Peu après son entrée en fonction, le président américain Donald Trump a décidé de suspendre toute aide à l'étranger. Il a aussi prévu de démanteler l'Agence américaine pour le développement international (USAID). Cette annonce a mis le monde des organisations internationales en émoi, y compris au sein de la Genève internationale.
L'usaid assurait alors plus de 40% du financement de l'aide humanitaire mondiale, avec un budget annuel de quelque 40 milliards de dollars. Le motionnaire demandait donc que la conférence analyse les répercussions de la réduction massive des fonds de l'USAID sur l'aide humanitaire et sur la coopération au développement. Il s'agissait aussi de coordonner l'assistance aux régions touchées et d'atteindre les objectifs de développement durable de l'ONU.

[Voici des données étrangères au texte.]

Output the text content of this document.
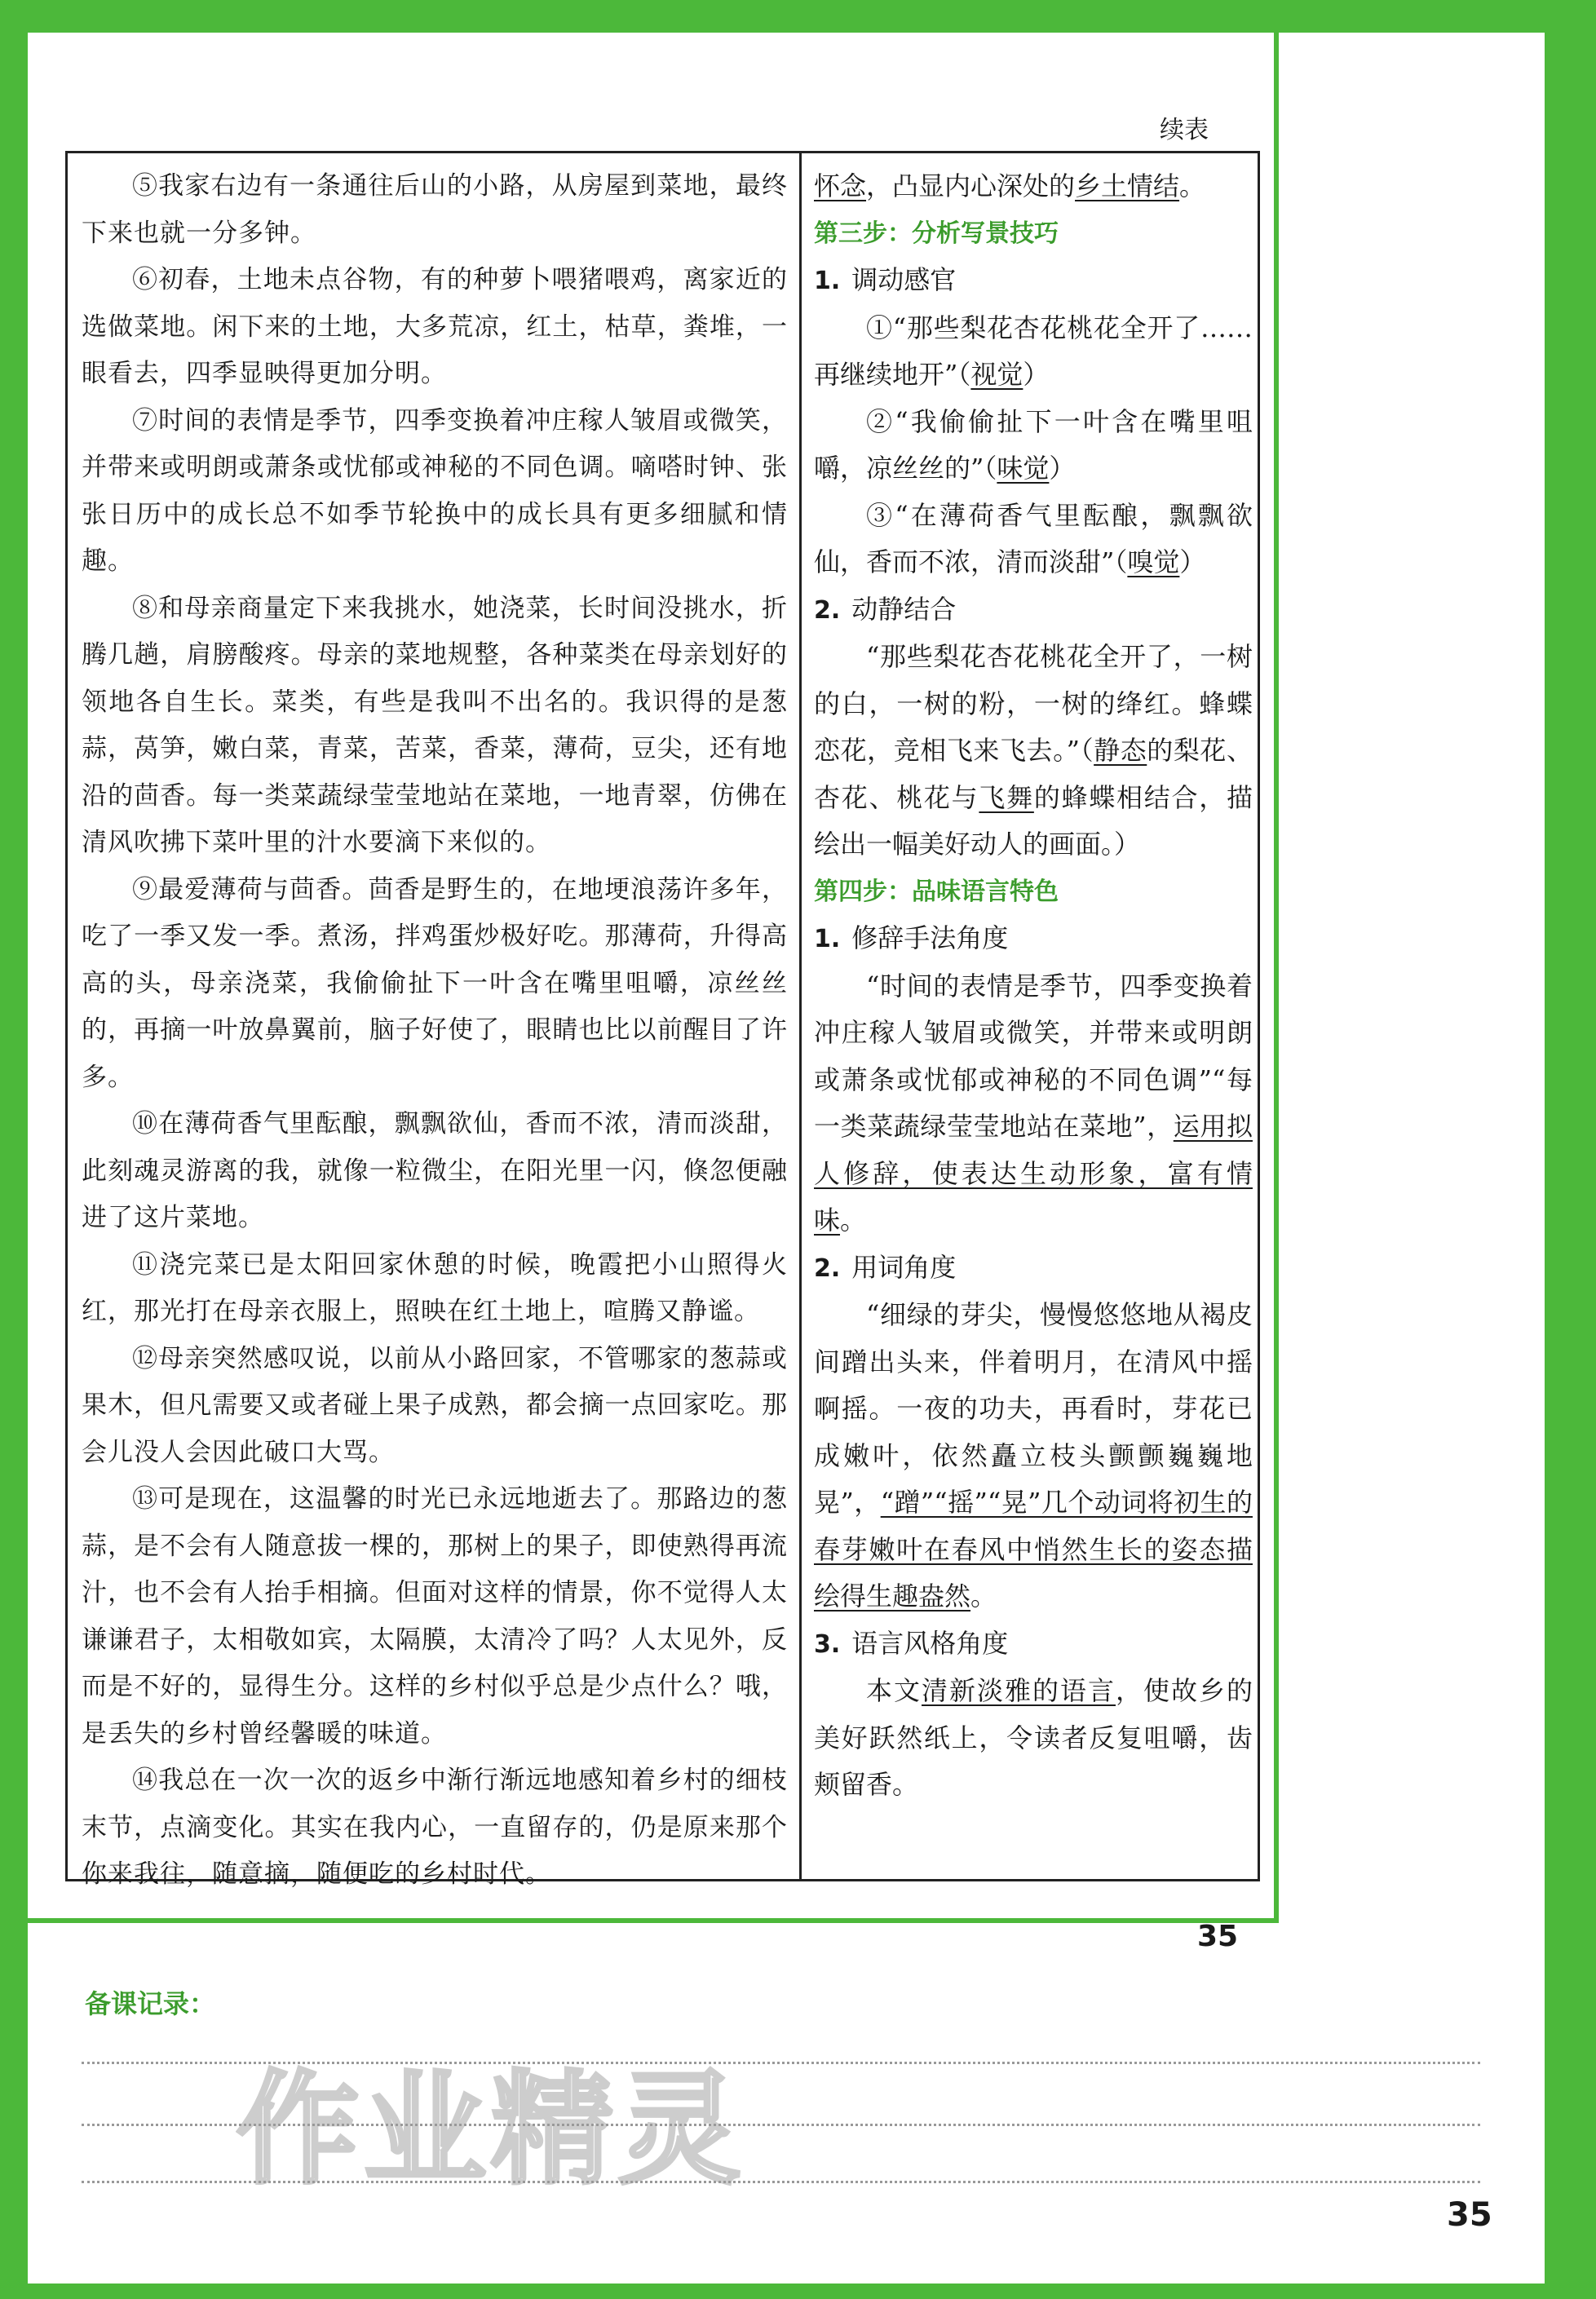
续表

⑤我家右边有一条通往后山的小路，从房屋到菜地，最终下来也就一分多钟。

⑥初春，土地未点谷物，有的种萝卜喂猪喂鸡，离家近的选做菜地。闲下来的土地，大多荒凉，红土，枯草，粪堆，一眼看去，四季显映得更加分明。

⑦时间的表情是季节，四季变换着冲庄稼人皱眉或微笑，并带来或明朗或萧条或忧郁或神秘的不同色调。嘀嗒时钟、张张日历中的成长总不如季节轮换中的成长具有更多细腻和情趣。

⑧和母亲商量定下来我挑水，她浇菜，长时间没挑水，折腾几趟，肩膀酸疼。母亲的菜地规整，各种菜类在母亲划好的领地各自生长。菜类，有些是我叫不出名的。我识得的是葱蒜，莴笋，嫩白菜，青菜，苦菜，香菜，薄荷，豆尖，还有地沿的茴香。每一类菜蔬绿莹莹地站在菜地，一地青翠，仿佛在清风吹拂下菜叶里的汁水要滴下来似的。

⑨最爱薄荷与茴香。茴香是野生的，在地埂浪荡许多年，吃了一季又发一季。煮汤，拌鸡蛋炒极好吃。那薄荷，升得高高的头，母亲浇菜，我偷偷扯下一叶含在嘴里咀嚼，凉丝丝的，再摘一叶放鼻翼前，脑子好使了，眼睛也比以前醒目了许多。

⑩在薄荷香气里酝酿，飘飘欲仙，香而不浓，清而淡甜，此刻魂灵游离的我，就像一粒微尘，在阳光里一闪，倏忽便融进了这片菜地。

⑪浇完菜已是太阳回家休憩的时候，晚霞把小山照得火红，那光打在母亲衣服上，照映在红土地上，喧腾又静谧。

⑫母亲突然感叹说，以前从小路回家，不管哪家的葱蒜或果木，但凡需要又或者碰上果子成熟，都会摘一点回家吃。那会儿没人会因此破口大骂。

⑬可是现在，这温馨的时光已永远地逝去了。那路边的葱蒜，是不会有人随意拔一棵的，那树上的果子，即使熟得再流汁，也不会有人抬手相摘。但面对这样的情景，你不觉得人太谦谦君子，太相敬如宾，太隔膜，太清冷了吗？人太见外，反而是不好的，显得生分。这样的乡村似乎总是少点什么？哦，是丢失的乡村曾经馨暖的味道。

⑭我总在一次一次的返乡中渐行渐远地感知着乡村的细枝末节，点滴变化。其实在我内心，一直留存的，仍是原来那个你来我往，随意摘，随便吃的乡村时代。

怀念，凸显内心深处的乡土情结。

第三步：分析写景技巧

1. 调动感官

①“那些梨花杏花桃花全开了……再继续地开”（视觉）

②“我偷偷扯下一叶含在嘴里咀嚼，凉丝丝的”（味觉）

③“在薄荷香气里酝酿，飘飘欲仙，香而不浓，清而淡甜”（嗅觉）

2. 动静结合

“那些梨花杏花桃花全开了，一树的白，一树的粉，一树的绛红。蜂蝶恋花，竞相飞来飞去。”（静态的梨花、杏花、桃花与飞舞的蜂蝶相结合，描绘出一幅美好动人的画面。）

第四步：品味语言特色

1. 修辞手法角度

“时间的表情是季节，四季变换着冲庄稼人皱眉或微笑，并带来或明朗或萧条或忧郁或神秘的不同色调”“每一类菜蔬绿莹莹地站在菜地”，运用拟人修辞，使表达生动形象，富有情味。

2. 用词角度

“细绿的芽尖，慢慢悠悠地从褐皮间蹭出头来，伴着明月，在清风中摇啊摇。一夜的功夫，再看时，芽花已成嫩叶，依然矗立枝头颤颤巍巍地晃”，“蹭”“摇”“晃”几个动词将初生的春芽嫩叶在春风中悄然生长的姿态描绘得生趣盎然。

3. 语言风格角度

本文清新淡雅的语言，使故乡的美好跃然纸上，令读者反复咀嚼，齿颊留香。

35
备课记录：
作业精灵
35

La suspension de ces fonds a plongé l'aide humanitaire mondiale dans une crise profonde, selon le Zurichois. Elle pourrait entraîner jusqu'à 1,6 million de décès supplémentaires dans le monde.

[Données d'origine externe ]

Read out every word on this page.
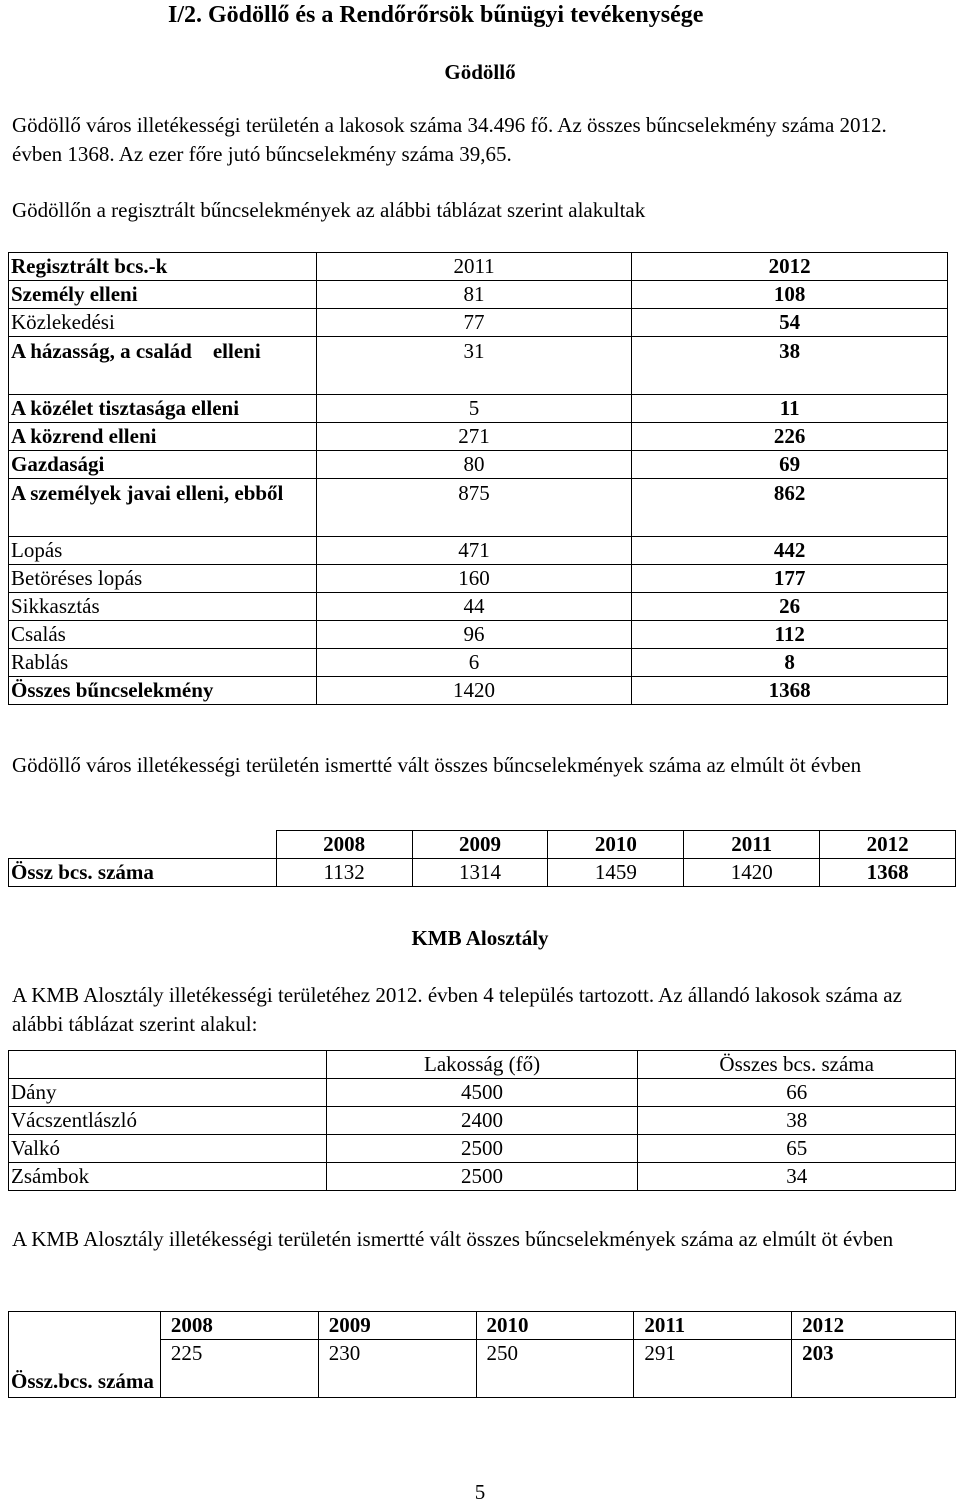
I/2. Gödöllő és a Rendőrőrsök bűnügyi tevékenysége
Gödöllő

Gödöllő város illetékességi területén a lakosok száma 34.496 fő. Az összes bűncselekmény száma 2012. évben 1368. Az ezer főre jutó bűncselekmény száma 39,65.

Gödöllőn a regisztrált bűncselekmények az alábbi táblázat szerint alakultak

Regisztrált bcs.-k	2011	2012
Személy elleni	81	108
Közlekedési	77	54
A házasság, a család    elleni	31	38
A közélet tisztasága elleni	5	11
A közrend elleni	271	226
Gazdasági	80	69
A személyek javai elleni, ebből	875	862
Lopás	471	442
Betöréses lopás	160	177
Sikkasztás	44	26
Csalás	96	112
Rablás	6	8
Összes bűncselekmény	1420	1368

Gödöllő város illetékességi területén ismertté vált összes bűncselekmények száma az elmúlt öt évben

	2008	2009	2010	2011	2012
Össz bcs. száma	1132	1314	1459	1420	1368
KMB Alosztály

A KMB Alosztály illetékességi területéhez 2012. évben 4 település tartozott. Az állandó lakosok száma az alábbi táblázat szerint alakul:

	Lakosság (fő)	Összes bcs. száma
Dány	4500	66
Vácszentlászló	2400	38
Valkó	2500	65
Zsámbok	2500	34

A KMB Alosztály illetékességi területén ismertté vált összes bűncselekmények száma az elmúlt öt évben

	2008	2009	2010	2011	2012
Össz.bcs. száma	225	230	250	291	203
5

Pas de nouvelle conférence
Le ministre des affaires étrangères Ignazio Cassis a dit partager ces inquiétudes quant aux conséquences de cette crise budgétaire mondiale. Des réformes que la Suisse soutient sont en cours au sein de l'ONU pour amortir les coupes de l'USAID.

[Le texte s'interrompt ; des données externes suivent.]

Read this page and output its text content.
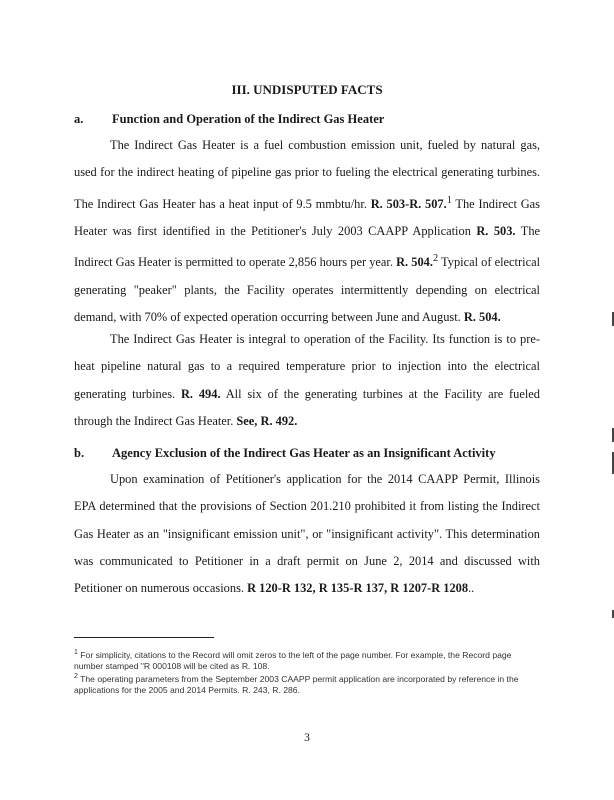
III. UNDISPUTED FACTS
a. Function and Operation of the Indirect Gas Heater

The Indirect Gas Heater is a fuel combustion emission unit, fueled by natural gas, used for the indirect heating of pipeline gas prior to fueling the electrical generating turbines. The Indirect Gas Heater has a heat input of 9.5 mmbtu/hr. R. 503-R. 507.$^1$ The Indirect Gas Heater was first identified in the Petitioner's July 2003 CAAPP Application R. 503. The Indirect Gas Heater is permitted to operate 2,856 hours per year. R. 504.$^2$ Typical of electrical generating "peaker" plants, the Facility operates intermittently depending on electrical demand, with 70% of expected operation occurring between June and August. R. 504.

The Indirect Gas Heater is integral to operation of the Facility. Its function is to pre-heat pipeline natural gas to a required temperature prior to injection into the electrical generating turbines. R. 494. All six of the generating turbines at the Facility are fueled through the Indirect Gas Heater. See, R. 492.

b. Agency Exclusion of the Indirect Gas Heater as an Insignificant Activity

Upon examination of Petitioner's application for the 2014 CAAPP Permit, Illinois EPA determined that the provisions of Section 201.210 prohibited it from listing the Indirect Gas Heater as an "insignificant emission unit", or "insignificant activity". This determination was communicated to Petitioner in a draft permit on June 2, 2014 and discussed with Petitioner on numerous occasions. R 120-R 132, R 135-R 137, R 1207-R 1208..

$^1$ For simplicity, citations to the Record will omit zeros to the left of the page number. For example, the Record page number stamped "R 000108 will be cited as R. 108.

$^2$ The operating parameters from the September 2003 CAAPP permit application are incorporated by reference in the applications for the 2005 and 2014 Permits. R. 243, R. 286.

3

La rapportrice de commission Elisabeth Schneider-Schneiter (Centre/BL) a aussi rappelé qu'une coordination s'effectue déjà au sein des organisations internationales et par le biais de canaux bilatéraux. Une conférence supplémentaire n'est donc pas la bonne solution. Elle ne générerait pas automatiquement des moyens additionnels et ne déboucherait pas nécessairement sur des solutions concrètes.